OpenStack Shared File Systems Service (Manila)

  1. Bug #1861485
  2. Comment #23

Comment 23 for bug 1861485

Revision history for this message
Goutham Pacha Ravi (gouthamr) wrote : Re: User knowing the id of a share network can show, delete, create share on a share network owned by different tenant

Hello,

an update: patches have been refreshed for this bug, and attached here.

I reached out to Jeremy, and he agreed to take a look at this embargo disclosure notice before I post it to <email address hidden> and <email address hidden>. Thank you! Please let me know if i can change anything. Next steps, after the draft message:

````````````````````````````````````````````````````````````````````````````````````

Subject: [pre-OSSA] Vulnerability in OpenStack Manila (CVE-2020-9543)

This is an advance warning of a vulnerability discovered in
OpenStack Manila, to give you, as downstream stakeholders, a chance to
coordinate the release of fixes and reduce the vulnerability window.
Please treat the following information as confidential until the
proposed public disclosure date.

OpenStack Manila <= 9.1.0 allows other project users to view, update, delete, or share resources that do not belong to them, because of a context-free lookup of a UUID. Attackers may also create resources, such as shared file systems and groups of shares on such share networks.

Proposed patch:
See attached patches.
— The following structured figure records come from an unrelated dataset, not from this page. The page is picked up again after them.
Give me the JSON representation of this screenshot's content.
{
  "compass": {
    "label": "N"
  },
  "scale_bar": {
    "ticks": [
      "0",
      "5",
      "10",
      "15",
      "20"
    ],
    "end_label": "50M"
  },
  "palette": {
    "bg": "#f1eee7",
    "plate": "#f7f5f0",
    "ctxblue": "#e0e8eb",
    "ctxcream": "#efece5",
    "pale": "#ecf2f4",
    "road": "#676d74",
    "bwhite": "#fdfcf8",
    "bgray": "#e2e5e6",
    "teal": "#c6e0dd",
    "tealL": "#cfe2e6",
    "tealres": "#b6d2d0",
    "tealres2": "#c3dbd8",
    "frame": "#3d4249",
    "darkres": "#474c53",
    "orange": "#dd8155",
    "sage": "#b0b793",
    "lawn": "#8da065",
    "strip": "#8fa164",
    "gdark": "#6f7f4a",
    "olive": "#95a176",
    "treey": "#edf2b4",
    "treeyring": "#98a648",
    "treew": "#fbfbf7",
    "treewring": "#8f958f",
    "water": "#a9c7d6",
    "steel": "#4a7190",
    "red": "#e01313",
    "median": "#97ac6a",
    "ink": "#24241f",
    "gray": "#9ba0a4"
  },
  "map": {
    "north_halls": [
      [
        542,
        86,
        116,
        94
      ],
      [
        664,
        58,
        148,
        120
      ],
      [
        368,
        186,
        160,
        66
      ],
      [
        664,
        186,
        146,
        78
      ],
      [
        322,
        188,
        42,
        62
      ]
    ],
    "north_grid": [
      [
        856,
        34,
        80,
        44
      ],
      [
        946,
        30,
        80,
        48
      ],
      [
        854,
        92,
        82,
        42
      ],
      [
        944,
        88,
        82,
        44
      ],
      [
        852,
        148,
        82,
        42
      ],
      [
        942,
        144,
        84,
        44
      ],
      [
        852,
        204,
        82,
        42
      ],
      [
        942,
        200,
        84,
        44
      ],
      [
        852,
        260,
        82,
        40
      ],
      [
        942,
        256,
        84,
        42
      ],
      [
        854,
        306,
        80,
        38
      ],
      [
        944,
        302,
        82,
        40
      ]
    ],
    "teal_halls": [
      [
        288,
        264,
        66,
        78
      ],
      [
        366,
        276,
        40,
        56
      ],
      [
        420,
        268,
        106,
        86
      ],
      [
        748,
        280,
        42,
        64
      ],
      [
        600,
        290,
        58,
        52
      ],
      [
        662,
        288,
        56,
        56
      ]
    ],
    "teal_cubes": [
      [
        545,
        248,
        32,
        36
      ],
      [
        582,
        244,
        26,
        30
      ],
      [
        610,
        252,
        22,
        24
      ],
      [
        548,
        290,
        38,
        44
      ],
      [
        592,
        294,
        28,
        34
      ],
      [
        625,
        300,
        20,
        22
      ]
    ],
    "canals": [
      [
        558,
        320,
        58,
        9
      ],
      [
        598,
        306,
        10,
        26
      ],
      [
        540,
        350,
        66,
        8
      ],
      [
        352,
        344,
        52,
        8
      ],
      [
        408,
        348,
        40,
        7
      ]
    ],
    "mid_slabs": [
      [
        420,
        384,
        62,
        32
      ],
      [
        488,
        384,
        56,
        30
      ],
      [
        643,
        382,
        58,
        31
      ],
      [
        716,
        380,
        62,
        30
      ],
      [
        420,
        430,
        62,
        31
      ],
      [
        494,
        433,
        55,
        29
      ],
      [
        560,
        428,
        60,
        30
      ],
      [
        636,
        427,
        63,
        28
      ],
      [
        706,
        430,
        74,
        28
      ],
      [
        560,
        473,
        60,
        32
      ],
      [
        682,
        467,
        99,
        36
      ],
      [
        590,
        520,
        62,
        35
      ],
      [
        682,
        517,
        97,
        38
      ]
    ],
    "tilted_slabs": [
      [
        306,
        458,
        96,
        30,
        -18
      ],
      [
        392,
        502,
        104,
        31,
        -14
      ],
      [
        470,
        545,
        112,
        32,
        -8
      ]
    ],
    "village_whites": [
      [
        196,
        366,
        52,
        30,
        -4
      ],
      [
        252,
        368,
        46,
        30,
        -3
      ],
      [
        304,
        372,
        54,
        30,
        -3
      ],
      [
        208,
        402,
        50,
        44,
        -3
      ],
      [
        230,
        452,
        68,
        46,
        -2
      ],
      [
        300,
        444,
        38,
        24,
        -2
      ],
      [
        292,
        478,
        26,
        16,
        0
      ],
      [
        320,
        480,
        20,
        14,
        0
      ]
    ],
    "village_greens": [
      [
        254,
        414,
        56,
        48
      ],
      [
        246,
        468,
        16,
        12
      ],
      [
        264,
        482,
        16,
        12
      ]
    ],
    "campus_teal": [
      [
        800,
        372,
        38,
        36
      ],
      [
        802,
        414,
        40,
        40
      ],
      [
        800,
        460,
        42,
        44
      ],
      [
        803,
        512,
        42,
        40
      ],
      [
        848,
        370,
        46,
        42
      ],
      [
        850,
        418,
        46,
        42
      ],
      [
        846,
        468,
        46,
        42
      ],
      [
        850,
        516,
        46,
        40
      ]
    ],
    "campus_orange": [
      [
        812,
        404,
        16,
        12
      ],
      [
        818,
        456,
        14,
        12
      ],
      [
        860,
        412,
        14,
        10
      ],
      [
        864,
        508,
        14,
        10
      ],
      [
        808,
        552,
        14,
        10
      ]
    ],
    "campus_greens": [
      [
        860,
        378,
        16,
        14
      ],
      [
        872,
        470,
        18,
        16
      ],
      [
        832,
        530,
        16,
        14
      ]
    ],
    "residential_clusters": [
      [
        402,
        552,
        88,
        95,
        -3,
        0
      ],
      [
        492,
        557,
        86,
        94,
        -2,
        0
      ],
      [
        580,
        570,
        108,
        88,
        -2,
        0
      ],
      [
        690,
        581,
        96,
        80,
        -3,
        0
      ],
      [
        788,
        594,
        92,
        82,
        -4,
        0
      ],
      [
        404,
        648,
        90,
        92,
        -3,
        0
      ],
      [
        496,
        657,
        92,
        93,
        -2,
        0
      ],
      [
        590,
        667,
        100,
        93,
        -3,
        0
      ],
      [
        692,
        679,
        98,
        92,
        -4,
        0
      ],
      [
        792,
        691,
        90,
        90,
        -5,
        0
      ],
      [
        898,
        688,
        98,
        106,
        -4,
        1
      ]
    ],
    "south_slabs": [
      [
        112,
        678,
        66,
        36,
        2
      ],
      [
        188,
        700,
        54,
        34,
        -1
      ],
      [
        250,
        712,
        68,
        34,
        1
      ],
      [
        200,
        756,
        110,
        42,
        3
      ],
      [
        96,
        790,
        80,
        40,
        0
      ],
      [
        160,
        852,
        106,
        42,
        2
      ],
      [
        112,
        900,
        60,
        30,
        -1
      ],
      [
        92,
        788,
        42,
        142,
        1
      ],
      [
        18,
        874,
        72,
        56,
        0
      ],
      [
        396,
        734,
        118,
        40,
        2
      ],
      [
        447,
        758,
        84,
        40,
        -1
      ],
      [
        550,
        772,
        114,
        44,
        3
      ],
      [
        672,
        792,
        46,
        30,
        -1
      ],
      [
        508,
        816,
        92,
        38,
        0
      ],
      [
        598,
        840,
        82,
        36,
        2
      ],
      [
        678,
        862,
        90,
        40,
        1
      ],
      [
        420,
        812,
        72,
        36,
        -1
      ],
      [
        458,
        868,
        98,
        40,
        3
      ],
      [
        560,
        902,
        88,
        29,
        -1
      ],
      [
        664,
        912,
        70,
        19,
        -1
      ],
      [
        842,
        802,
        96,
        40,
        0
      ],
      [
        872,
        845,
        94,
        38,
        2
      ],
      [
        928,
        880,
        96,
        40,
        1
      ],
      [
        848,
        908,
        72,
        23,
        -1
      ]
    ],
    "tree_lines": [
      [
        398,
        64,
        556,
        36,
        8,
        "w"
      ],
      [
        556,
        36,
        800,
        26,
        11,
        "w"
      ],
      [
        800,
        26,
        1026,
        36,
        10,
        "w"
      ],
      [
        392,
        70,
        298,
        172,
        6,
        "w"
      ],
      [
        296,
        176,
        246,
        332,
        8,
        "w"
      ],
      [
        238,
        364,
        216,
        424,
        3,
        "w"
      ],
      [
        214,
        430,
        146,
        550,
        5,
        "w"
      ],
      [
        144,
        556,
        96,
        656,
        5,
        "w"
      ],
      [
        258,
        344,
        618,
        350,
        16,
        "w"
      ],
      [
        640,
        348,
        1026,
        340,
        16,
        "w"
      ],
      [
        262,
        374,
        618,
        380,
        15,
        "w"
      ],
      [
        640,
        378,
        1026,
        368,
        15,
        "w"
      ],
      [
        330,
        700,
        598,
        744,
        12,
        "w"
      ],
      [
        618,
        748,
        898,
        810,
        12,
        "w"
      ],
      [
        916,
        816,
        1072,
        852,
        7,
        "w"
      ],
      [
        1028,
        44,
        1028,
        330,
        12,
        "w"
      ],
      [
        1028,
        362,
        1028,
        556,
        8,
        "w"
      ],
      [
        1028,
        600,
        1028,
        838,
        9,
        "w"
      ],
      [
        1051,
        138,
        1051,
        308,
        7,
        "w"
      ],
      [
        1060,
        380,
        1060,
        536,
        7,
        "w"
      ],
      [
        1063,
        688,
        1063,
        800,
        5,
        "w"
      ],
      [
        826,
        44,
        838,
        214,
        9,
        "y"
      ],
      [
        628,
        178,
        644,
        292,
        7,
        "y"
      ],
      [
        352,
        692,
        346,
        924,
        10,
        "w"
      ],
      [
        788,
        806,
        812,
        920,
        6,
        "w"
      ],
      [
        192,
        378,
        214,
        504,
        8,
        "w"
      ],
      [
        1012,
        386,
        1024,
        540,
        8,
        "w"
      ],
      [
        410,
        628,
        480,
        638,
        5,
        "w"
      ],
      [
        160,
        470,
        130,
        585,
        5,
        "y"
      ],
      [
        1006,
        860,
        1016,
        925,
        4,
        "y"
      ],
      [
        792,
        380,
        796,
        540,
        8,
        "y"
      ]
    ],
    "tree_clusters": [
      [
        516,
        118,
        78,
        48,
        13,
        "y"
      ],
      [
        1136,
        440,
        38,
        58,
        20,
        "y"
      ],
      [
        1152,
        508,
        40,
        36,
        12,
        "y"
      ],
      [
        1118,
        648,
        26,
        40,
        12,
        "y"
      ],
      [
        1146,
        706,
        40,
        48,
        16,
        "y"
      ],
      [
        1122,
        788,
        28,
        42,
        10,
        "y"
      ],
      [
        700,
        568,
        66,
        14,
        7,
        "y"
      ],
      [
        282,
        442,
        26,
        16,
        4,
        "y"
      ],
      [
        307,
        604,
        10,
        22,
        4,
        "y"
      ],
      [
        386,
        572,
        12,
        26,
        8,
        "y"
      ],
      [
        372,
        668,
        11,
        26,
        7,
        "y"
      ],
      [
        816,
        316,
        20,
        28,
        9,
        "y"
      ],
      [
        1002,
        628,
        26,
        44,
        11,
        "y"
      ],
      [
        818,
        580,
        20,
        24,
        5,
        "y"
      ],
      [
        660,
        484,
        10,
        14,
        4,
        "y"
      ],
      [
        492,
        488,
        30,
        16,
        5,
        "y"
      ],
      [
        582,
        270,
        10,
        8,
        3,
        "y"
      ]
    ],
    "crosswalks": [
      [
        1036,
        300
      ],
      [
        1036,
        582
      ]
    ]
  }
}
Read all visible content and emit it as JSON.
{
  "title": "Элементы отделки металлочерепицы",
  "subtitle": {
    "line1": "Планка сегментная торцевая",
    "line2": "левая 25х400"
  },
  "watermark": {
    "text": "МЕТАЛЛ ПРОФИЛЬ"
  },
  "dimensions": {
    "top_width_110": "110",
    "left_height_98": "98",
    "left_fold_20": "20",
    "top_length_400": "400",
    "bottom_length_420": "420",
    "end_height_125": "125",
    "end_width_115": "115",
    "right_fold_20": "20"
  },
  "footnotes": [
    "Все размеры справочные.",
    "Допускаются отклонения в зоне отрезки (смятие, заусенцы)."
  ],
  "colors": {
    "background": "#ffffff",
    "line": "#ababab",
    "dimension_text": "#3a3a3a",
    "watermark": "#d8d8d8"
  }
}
Unless a flaw is discovered in them, these
patches will be merged to their corresponding branches on the public
disclosure date.

CVE: CVE-2020-9543

Proposed public disclosure date/time:
2020-03-09, 1500UTC
Please do not make the issue public (or release public patches)
before this coordinated embargo date.

Original private report:
https://bugs.launchpad.net/manila/+bug/1861485
For access to read and comment on this report, please reply to me
with your Launchpad username and I will subscribe you.

--
Goutham Pacha Ravi
Project Team Lead, OpenStack Manila

Attachments:
cve-2020-9543-master-ussuri.patch
cve-2020-9543-stable-train.patch
cve-2020-9543-stable-stein.patch
cve-2020-9543-stable-rocky.patch
cve-2020-9543-stable-queens.patch
cve-2020-9543-stable-pike.patch

````````````````````````````````````````````````````````````````````````````````````

Next Steps:

* On public disclosure (2020-03-09, 1500 UTC) - I'll switch this bug to public, and coordinate with mnaser to upload the patches to review.opendev.org.
* Tom and I will review/fast track approvals with the help of other cores
* Once patches have merged, I'll request a release from train, stein and rocky branches. (The patches for queens and pike have only been provided for courtesy - we will not perform a release on those branches).
* Simultaneously, I'll coordinate with the VMT team to publish an OSSA to <email address hidden> and <email address hidden>.